Ele passou por mais um cartaz que anunciava a comemoração do Dia das Bruxas da cidade e revirou os olhos em sinal de descrença. Faziam apenas alguns dias que o rapaz estava naquele lugar esquecido pelo resto do mundo e já estava louco para ir embora. Todos ali se mostravam muito supersticiosos e cheios de histórias a respeito de casas mal assombradas e almas que ainda permaneciam neste mundo que Allan se perguntava se eles mesmos eram de outro planeta.

Seu pai o havia mandado em uma missão para reaver uma antiga propriedade da família, mas aquilo estava se provando mais difícil do que ele havia imaginado. Parecia que aquela cidade havia parado no tempo, tanto em costumes quanto na burocracia.
Bem que sua mãe o havia alertado para se cuidar e ficar sempre atento a qualquer coisa estranha que acontecesse, enquanto o pai simplesmente bufava e a repreendia por ser preocupada demais com o filho mais velho.
Ele caminhou pela Rua 7, quase deserta, no bairro central da cidade, chutando pequenas pedras ocasionalmente no caminho. Até que um brilho estranho no chão chamou sua atenção. Ele então se curvou e estendeu a mão para o objeto, descobrindo que, na verdade se tratava de um pequeno espelho ornamentado com rosas feitas de ferro.
Parecia um objeto antigo e talvez até valioso, então ele o enfiou no bolso para uma inspeção mais detalhada quando chegasse à pensão na qual estava hospedado. Mas assim que ergueu o corpo novamente se sobressaltou com um vulto em sua visão periférica.
Descobriu que estava parado bem em frente ao casarão da família Mendez. O lugar estava claramente abandonado fazia muito tempo, as janelas de madeira pendiam das paredes, balançando com o vento. Além disso, o jardim da frente estava em ruínas, as plantas cresciam irregularmente pelo terreno, quase cobrindo completamente a frente da casa, as paredes estavam sujas e com tinta descascando, os enormes portões de ferro estavam firmemente enrolados por correntes para afastar crianças curiosas, embora a aparência do lugar já o fizesse.
Não entendia porque raios o pai insistira tanto em reaver aquele casarão em ruínas, ao invés de simplesmente tentar vendê-lo a qualquer pobre coitado que fosse burro o bastante para adquiri-lo. O rapaz apertou mais os olhos para ver direito o enorme casarão, pois já era crepúsculo e o sol se punha com rapidez no inverno. Ele apertou mais o casaco em torno de si e recomeçou sua caminhada, deixando a casa triste e solitária para trás, sem nem ao menos perceber o olhar que o seguia.

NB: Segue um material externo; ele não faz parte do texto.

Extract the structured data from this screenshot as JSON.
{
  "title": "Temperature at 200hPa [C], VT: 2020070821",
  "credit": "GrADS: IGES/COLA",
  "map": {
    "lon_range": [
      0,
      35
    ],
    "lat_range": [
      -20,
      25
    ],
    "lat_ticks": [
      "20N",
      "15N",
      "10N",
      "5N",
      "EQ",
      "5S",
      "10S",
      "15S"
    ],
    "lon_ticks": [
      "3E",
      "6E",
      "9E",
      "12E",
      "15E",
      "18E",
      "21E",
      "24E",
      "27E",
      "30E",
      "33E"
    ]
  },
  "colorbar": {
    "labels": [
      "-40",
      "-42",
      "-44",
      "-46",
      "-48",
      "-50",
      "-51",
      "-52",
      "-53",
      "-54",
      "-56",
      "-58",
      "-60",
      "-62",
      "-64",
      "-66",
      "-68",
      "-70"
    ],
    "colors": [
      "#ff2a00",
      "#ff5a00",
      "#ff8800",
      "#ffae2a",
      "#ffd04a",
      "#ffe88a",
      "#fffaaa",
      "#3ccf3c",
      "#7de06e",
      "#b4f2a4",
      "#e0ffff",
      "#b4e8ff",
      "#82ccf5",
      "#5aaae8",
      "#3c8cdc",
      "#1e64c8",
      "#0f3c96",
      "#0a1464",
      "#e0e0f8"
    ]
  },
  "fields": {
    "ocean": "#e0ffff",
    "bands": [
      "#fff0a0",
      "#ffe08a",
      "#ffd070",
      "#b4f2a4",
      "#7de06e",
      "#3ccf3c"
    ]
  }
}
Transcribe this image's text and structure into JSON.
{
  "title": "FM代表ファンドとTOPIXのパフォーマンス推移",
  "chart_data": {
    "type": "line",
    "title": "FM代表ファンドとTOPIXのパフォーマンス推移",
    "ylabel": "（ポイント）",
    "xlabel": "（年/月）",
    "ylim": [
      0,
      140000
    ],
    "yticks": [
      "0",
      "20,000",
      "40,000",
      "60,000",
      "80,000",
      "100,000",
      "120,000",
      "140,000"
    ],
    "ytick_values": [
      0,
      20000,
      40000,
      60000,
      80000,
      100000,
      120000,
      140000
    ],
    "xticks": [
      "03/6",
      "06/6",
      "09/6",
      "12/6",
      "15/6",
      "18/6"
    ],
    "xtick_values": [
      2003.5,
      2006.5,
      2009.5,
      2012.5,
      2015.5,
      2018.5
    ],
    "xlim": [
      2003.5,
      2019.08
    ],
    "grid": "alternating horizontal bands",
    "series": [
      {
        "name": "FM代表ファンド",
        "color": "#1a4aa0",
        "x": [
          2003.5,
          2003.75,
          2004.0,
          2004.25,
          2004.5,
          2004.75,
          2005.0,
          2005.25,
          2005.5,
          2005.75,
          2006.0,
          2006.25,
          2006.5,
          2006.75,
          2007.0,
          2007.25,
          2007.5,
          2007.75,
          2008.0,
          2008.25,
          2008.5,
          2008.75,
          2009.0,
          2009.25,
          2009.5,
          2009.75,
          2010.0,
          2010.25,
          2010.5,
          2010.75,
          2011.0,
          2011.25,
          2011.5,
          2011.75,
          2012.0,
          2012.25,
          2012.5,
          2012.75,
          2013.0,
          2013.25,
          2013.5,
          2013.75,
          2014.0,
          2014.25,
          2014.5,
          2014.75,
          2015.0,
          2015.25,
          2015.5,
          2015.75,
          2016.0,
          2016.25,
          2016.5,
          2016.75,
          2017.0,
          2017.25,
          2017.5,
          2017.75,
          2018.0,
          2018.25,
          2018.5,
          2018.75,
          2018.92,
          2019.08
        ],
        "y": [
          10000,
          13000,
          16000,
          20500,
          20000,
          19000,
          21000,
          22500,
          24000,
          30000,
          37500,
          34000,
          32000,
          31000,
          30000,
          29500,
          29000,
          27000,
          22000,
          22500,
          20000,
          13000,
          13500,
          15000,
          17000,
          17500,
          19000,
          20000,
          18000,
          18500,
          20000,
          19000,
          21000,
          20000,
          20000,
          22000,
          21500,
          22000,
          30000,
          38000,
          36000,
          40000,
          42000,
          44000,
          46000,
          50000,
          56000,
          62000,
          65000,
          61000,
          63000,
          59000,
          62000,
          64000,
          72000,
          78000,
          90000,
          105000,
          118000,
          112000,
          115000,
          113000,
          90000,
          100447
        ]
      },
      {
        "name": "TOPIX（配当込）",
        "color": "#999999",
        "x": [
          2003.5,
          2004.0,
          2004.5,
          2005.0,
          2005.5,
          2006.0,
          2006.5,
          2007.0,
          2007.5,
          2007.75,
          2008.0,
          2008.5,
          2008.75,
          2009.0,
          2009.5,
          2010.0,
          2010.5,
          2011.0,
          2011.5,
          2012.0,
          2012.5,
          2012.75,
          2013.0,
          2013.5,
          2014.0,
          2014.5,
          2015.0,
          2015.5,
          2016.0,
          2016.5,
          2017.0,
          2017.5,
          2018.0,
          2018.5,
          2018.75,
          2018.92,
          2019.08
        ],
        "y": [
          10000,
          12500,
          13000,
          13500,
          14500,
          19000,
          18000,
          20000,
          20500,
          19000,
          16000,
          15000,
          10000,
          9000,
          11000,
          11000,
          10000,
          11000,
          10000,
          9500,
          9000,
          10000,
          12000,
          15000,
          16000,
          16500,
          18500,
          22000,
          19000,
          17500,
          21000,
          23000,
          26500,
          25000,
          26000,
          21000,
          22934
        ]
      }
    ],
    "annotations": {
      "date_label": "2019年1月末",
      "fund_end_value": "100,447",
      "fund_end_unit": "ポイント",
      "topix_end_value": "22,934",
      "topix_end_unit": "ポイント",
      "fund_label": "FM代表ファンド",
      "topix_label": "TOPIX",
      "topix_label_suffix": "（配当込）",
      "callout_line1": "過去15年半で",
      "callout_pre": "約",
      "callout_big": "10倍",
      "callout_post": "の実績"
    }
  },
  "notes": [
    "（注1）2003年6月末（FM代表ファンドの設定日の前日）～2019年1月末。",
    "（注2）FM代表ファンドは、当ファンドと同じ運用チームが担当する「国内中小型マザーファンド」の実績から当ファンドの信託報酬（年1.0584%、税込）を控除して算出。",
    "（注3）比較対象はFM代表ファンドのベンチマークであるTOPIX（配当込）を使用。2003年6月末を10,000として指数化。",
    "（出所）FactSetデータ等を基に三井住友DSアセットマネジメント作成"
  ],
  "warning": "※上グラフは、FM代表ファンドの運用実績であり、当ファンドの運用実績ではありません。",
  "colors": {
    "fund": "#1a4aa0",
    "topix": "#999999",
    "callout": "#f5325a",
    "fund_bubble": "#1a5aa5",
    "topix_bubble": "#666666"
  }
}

Na manhã seguinte Allan acordou sobressaltado, com um desconforto estranho no peito. Como um sentimento de que algo está errado, porém sem saber dizer o que exatamente. “Provavelmente” pensou ele “é só a estadia nesta cidade horripilante.” Se levantou da cama e esfregou o rosto com uma das mãos, sentindo o aperto no peito aumentar e os ossos tremerem ligeiramente. Ele estava inquieto, com a sensação de que precisava estar em algum lugar ou encontrar alguém.
Foi então que reparou no pequeno espelho em cima da mesa de cabeceira, refletindo a fraca luz do sol que entrava pela janela. Pegou-o na mão e o analisou novamente, passando os dedos pelo ferro retorcido em toda a sua borda, onde haviam três lindas rosas fundidas à moldura…
Do lado de fora do quarto a dona da pensão passava pelo corredor enfiando algumas correspondências de hóspedes pela fenda que havia em cada porta. Quando chegou no quarto do rapaz, ouviu um som estranho, como se algo pesado tivesse caído no chão. Então uma luz pálida brilhou por debaixo da porta e entre o vão da correspondência.
Ela buscou com as mãos trêmulas o molho de chaves que sempre carregava consigo e em seguida selecionou a chave com o número do quarto do rapaz. Enfiou-a na fechadura e girou-a com agilidade. Porém, quando finalmente entrou no quarto tudo o que encontrou foi um pequeno espelho ornamentado com quatro rosas de ferro fundidas ao redor da moldura, caído no chão.